Search code examples
javaweb-scrapingjsoup

How to correctly parse HTML in Java


I'm trying to extract information from websites using Jsoup but I don't get the same HTML code as in my browser.

I tried to use .userAgent() but it didn't work. I currently use the following function which works for Amazon.com:

public static String getHTML(String urlToRead) throws Exception {
      StringBuilder result = new StringBuilder();
      URL url = new URL(urlToRead);
      HttpURLConnection conn = (HttpURLConnection) url.openConnection();
      conn.setRequestProperty("User-Agent", "Mozilla/5.0 (Windows NT 5.1; rv:19.0) Gecko/20100101 Firefox/19.0");
      conn.setRequestMethod("GET");
      BufferedReader rd = new BufferedReader(new InputStreamReader(conn.getInputStream(), "UTF-8"));
      String line;
      while ((line = rd.readLine()) != null) {
         result.append(line);
      }
      rd.close();
      return result.toString();
   }

The website I'm trying to parse is http://www.asos.com/ but the price of the product is always missing.

I found this topic which is pretty close to mine but I would like to do it using only java and no external app.


Solution

  • So after a little playing around with the site I came up with a solution.

    Now the site uses API responses to get the prices for each item, this is why you are not getting the prices in your HTML that you are receiving from Jsoup. Unfortunately there's a little more code than first expected, and you'll have to do some working out on how it should know which product Id to use instead of the hardcoded value. However, other than that the following code should work in your case.

    I've included comments that hopefully explain each step, and I recommend taking a look at the API response, as there maybe some other data you require, in fact this maybe the same with the product details and description, as further data will need to be parsed out of elementById field.

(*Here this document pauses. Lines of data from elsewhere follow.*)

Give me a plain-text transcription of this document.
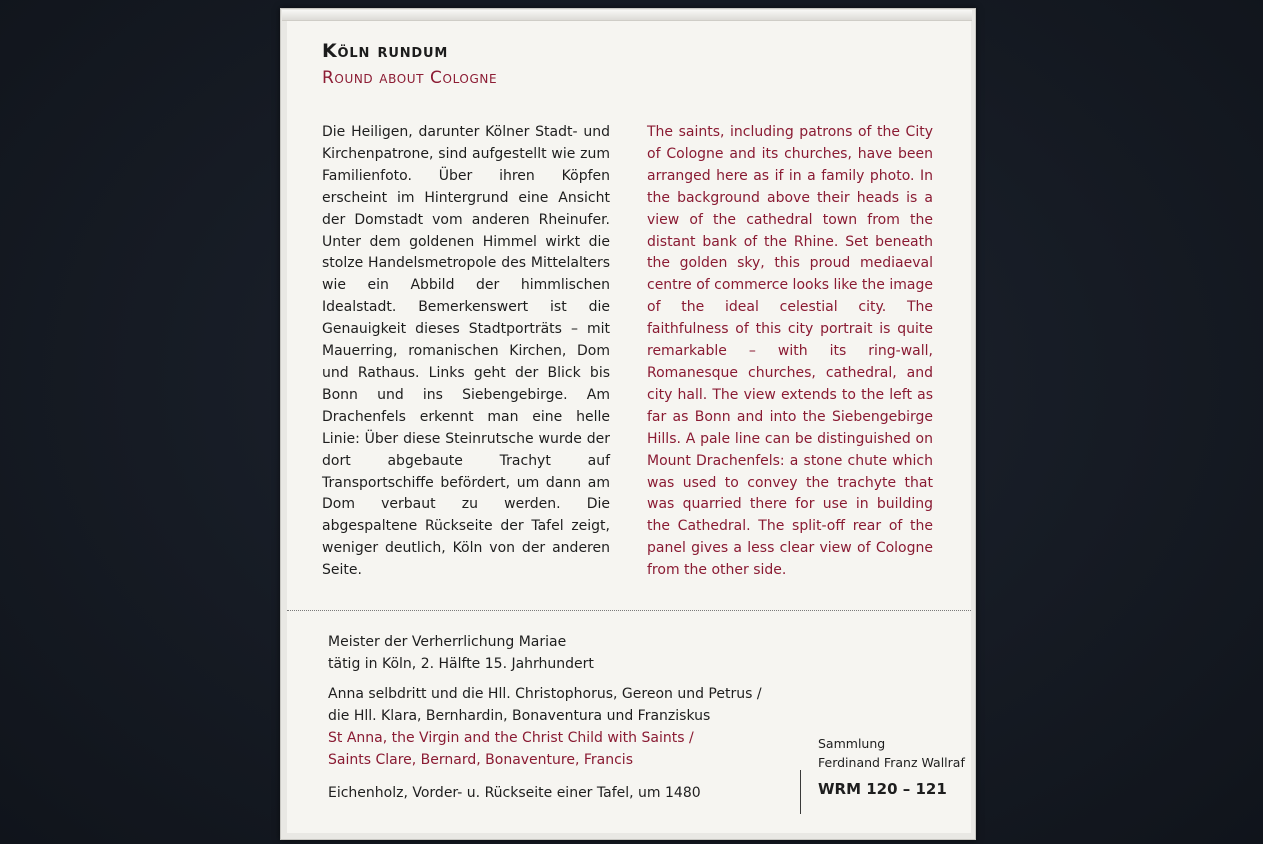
Köln rundum
Round about Cologne

Die Heiligen, darunter Kölner Stadt- und Kirchenpatrone, sind aufgestellt wie zum Familienfoto. Über ihren Köpfen erscheint im Hintergrund eine Ansicht der Domstadt vom anderen Rheinufer. Unter dem goldenen Himmel wirkt die stolze Handelsmetropole des Mittelalters wie ein Abbild der himmlischen Idealstadt. Bemerkenswert ist die Genauigkeit dieses Stadtporträts – mit Mauerring, romanischen Kirchen, Dom und Rathaus. Links geht der Blick bis Bonn und ins Siebengebirge. Am Drachenfels erkennt man eine helle Linie: Über diese Steinrutsche wurde der dort abgebaute Trachyt auf Transportschiffe befördert, um dann am Dom verbaut zu werden. Die abgespaltene Rückseite der Tafel zeigt, weniger deutlich, Köln von der anderen Seite.

The saints, including patrons of the City of Cologne and its churches, have been arranged here as if in a family photo. In the background above their heads is a view of the cathedral town from the distant bank of the Rhine. Set beneath the golden sky, this proud mediaeval centre of commerce looks like the image of the ideal celestial city. The faithfulness of this city portrait is quite remarkable – with its ring-wall, Romanesque churches, cathedral, and city hall. The view extends to the left as far as Bonn and into the Siebengebirge Hills. A pale line can be distinguished on Mount Drachenfels: a stone chute which was used to convey the trachyte that was quarried there for use in building the Cathedral. The split-off rear of the panel gives a less clear view of Cologne from the other side.

Meister der Verherrlichung Mariae
tätig in Köln, 2. Hälfte 15. Jahrhundert

Anna selbdritt und die Hll. Christophorus, Gereon und Petrus /
die Hll. Klara, Bernhardin, Bonaventura und Franziskus

St Anna, the Virgin and the Christ Child with Saints /
Saints Clare, Bernard, Bonaventure, Francis

Eichenholz, Vorder- u. Rückseite einer Tafel, um 1480

Sammlung
Ferdinand Franz Wallraf
WRM 120 – 121
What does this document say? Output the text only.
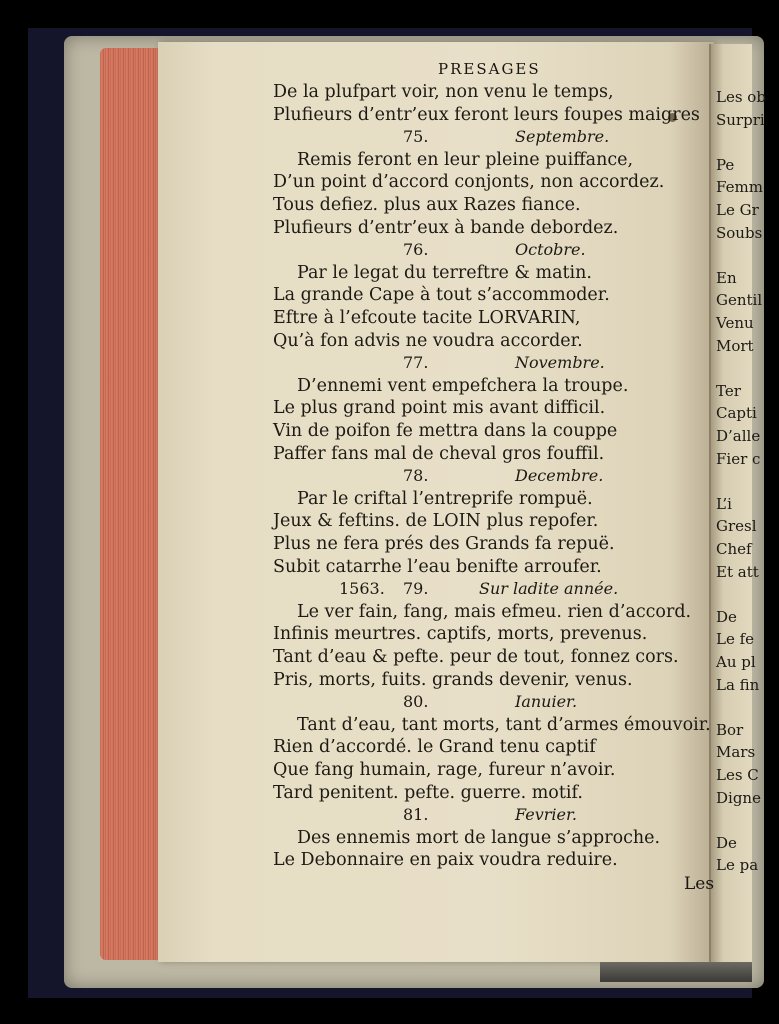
Les ob
Surpri
Pe
Femm
Le Gr
Soubs
En
Gentil
Venu
Mort
Ter
Capti
D’alle
Fier c
L’i
Gresl
Chef
Et att
De
Le fe
Au pl
La fin
Bor
Mars
Les C
Digne
De
Le pa
PRESAGES
De la plufpart voir, non venu le temps,
Plufieurs d’entr’eux feront leurs foupes maigres
75.	Septembre.
Remis feront en leur pleine puiffance,
D’un point d’accord conjonts, non accordez.
Tous defiez. plus aux Razes fiance.
Plufieurs d’entr’eux à bande debordez.
76.	Octobre.
Par le legat du terreftre & matin.
La grande Cape à tout s’accommoder.
Eftre à l’efcoute tacite LORVARIN,
Qu’à fon advis ne voudra accorder.
77.	Novembre.
D’ennemi vent empefchera la troupe.
Le plus grand point mis avant difficil.
Vin de poifon fe mettra dans la couppe
Paffer fans mal de cheval gros fouffil.
78.	Decembre.
Par le criftal l’entreprife rompuë.
Jeux & feftins. de LOIN plus repofer.
Plus ne fera prés des Grands fa repuë.
Subit catarrhe l’eau benifte arroufer.
1563. 79.	Sur ladite année.
Le ver fain, fang, mais efmeu. rien d’accord.
Infinis meurtres. captifs, morts, prevenus.
Tant d’eau & pefte. peur de tout, fonnez cors.
Pris, morts, fuits. grands devenir, venus.
80.	Ianuier.
Tant d’eau, tant morts, tant d’armes émouvoir.
Rien d’accordé. le Grand tenu captif
Que fang humain, rage, fureur n’avoir.
Tard penitent. pefte. guerre. motif.
81.	Fevrier.
Des ennemis mort de langue s’approche.
Le Debonnaire en paix voudra reduire.
Les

    Good luck and let me know if you need any further help!

    import org.json.*;
    import org.jsoup.Jsoup;
    import org.jsoup.nodes.*;
    import org.jsoup.select.Elements;
    
    import java.io.IOException;
    
    public class Main
    {
        final String productID = "8513070";
        final String productURL = "http://www.asos.com/prd/";
        final Product product = new Product();
    
        public static void main( String[] args )
        {
            new Main();
        }
    
        private Main()
        {
            getProductDetails( productURL, productID );
            System.out.println( "ID: " + product.productID + ", Name: " + product.productName + ", Price: " + product.productPrice );
        }
    
        private void getProductDetails( String url, String productID )
        {
            try
            {
                // Append the product url and the product id to retrieve the product HTML
                final String appendedURL = url + productID;
    
                // Using Jsoup we'll connect to the url and get the HTML
                Document document = Jsoup.connect( appendedURL ).get();
                // We parse the HTML only looking for the product section
                Element elementById = document.getElementById( "asos-product" );
                // To simply get the title we look for the H1 tag
                Elements h1 = elementById.getElementsByTag( "h1" );
    
                // Because more than one H1 tag is returned we only want the tag that isn't empty
                if ( !h1.text().isEmpty() )
                {
                    // Add all data to Product object
                    product.productID = productID;
                    product.productName = h1.text().trim();
                    product.productPrice = getProductPrice(productID);
                }
            }
            catch ( IOException e )
            {
                e.printStackTrace();
            }
        }
    
        private String getProductPrice( String productID )
        {
            try
            {
                // Append the api url and the product id to retrieve the product price JSON document
                final String apiURL = "http://www.asos.com/api/product/catalogue/v2/stockprice?productIds=" + productID + "&store=COM";
                // Using Jsoup again we connect to the URL ignoring the content type and retrieve the body
                String jsonDoc = Jsoup.connect( apiURL ).ignoreContentType( true ).execute().body();
    
                // As its JSON we want to parse the JSONArray until we get to the current price and return it.
                JSONArray jsonArray = new JSONArray( jsonDoc );
                JSONObject currentProductPriceObj = jsonArray
                        .getJSONObject( 0 )
                        .getJSONObject( "productPrice" )
                        .getJSONObject( "current" );
                return currentProductPriceObj.getString( "text" );
            }
            catch ( IOException e )
            {
                e.printStackTrace();
            }
    
            return "";
        }
    
        // Simple Product object to store the data
        class Product
        {
            String productID;
            String productName;
            String productPrice;
        }
    }
    

    Oh, and you'll also need org.json for parse the JSON response from the API.